I’m back, again, and yes! I do in fact have some wine!
Okay, so side story already but it’s really funny, I swear! Well my dad did NOT find it funny and rolled his eyes at me. But I poured myself a glass of Pink Moscato (23, give me a break) and I even poured it into one of the no-break silicone wine glasses my mom bought me (you see the trend, right). So I put it on the side table and sit down and go to put my pen on the table and KNOCK OVER THE FULL GLASS OF WINE! All over everything on the table and end up using a decent amount of the very sought after and valuable paper towels. So I think we’re going to check that off as my quarantine fail of the day!
Now that we got that out of the way, what I really came to talk about, quarantining with a significant other! Woohoo, who else is with me? Whether you’re getting off to a quick start by quarantining together early on, in that middle stage where no one knows if you’re living together or not (ME), or already took the plunge and are living together, quarantine changes things. Doesn’t necessarily mean changing for the worst but things CHANGE, especially when they are the only person you have physically interacted with without a pane of glass between you two, in the past month.
If you’re anything like me (oh gosh, for your sake I hope you are not) but you may be at the point of thinking, how do we keep this interesting? We’ve done all there is to do in a 1000 square-foot apartment, how do we keep from fighting or even worse, silence?
Now this really happened the other night, I was laying on the sofa being all whiney saying I didn’t know what to do because we’ve done everything. So Tyler and I started listing off everything we’ve done. In the past four-ish weeks we have watch just about everything on Netflix, Disney +, played board games, played card games (even War, who the hell likes that game), gone for walks, read, had sex, played every video game ever, watched YouTube, cooked everything, cleaned we even cleaned and we (I) do not clean! So what now? Okay, may have exaggerated on a few those, but seriously, what do we do now?
I have been thinking about this a lot these past two days on how do we keep life interesting. And honestly, I would love to hear from you guys on how you and your significant other are staying sane!
But here is what I have come up with, just now, so don’t hate if you hate the idea, or do, it’s cool, there is probably an entire Rachie hating club you could join (insert shrug emoji).
Change it up, I know you’re thinking, “Girl, we already tried that!” But hear me out. Think of the weirdest way to say I love you, to eat, to have sex, find a crazy show, make a weird drink, put on a ridiculous outfit, even better, pick out your partners ridiculous outfit.
This seems simple, but think about it, when was the last time, this quarantine or not, that you purposely made yourself look ridiculous? And no, I’m not saying to force it but get creative! We’ve been thinking about it all wrong, we shouldn’t be thinking ‘how are we going to survive through this?’ But ‘What can we get into today?’ We just have to change the way we’re asking the question. What ridiculous adventure can we go on today? That’s the really question because being in a relationship is just a life long adventure. Yesterday Tyler saw me do something that I am 100% certain he has never seen any girl do so you know what, it was a girl adventure for him!

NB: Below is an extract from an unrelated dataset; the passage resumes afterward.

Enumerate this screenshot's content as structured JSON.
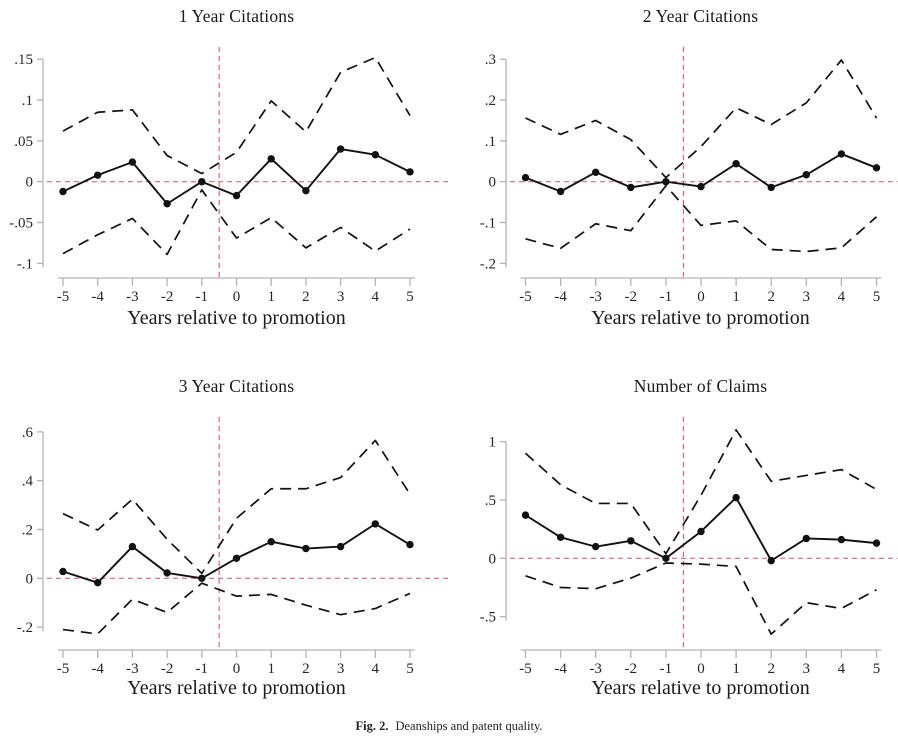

But look at this quarantine time as a new adventure. Sure, you may not be able to go out on an adventure in the park, or an adventure where you discover a new dive bar, or learn that the other is terrible at football but you can learn something new about your partner that you may have not had the opportunity to learn before. We are in a whole new situation, one that no one has been in before which means new information will come up. Maybe the thing you learn is the reason you fall undeniably in love and get married the second this quarantine ends! Okay, yeah that one got too cheesy. But on the real (I’m hip) change your perspective, learn something new about your significant other, make yourself look ridiculous, and have some 1720s (but with Snapchat and Netflix) style fun!
Good luck all and hope we all get out of this and get drunk with 300 of our closest friends soon!
PS: I don’t have 300 friends, I’m not even sure I have 3 friends to be honest, but EVERYONE is my friend when I’m getting fed those weird pink shots at MacDittions!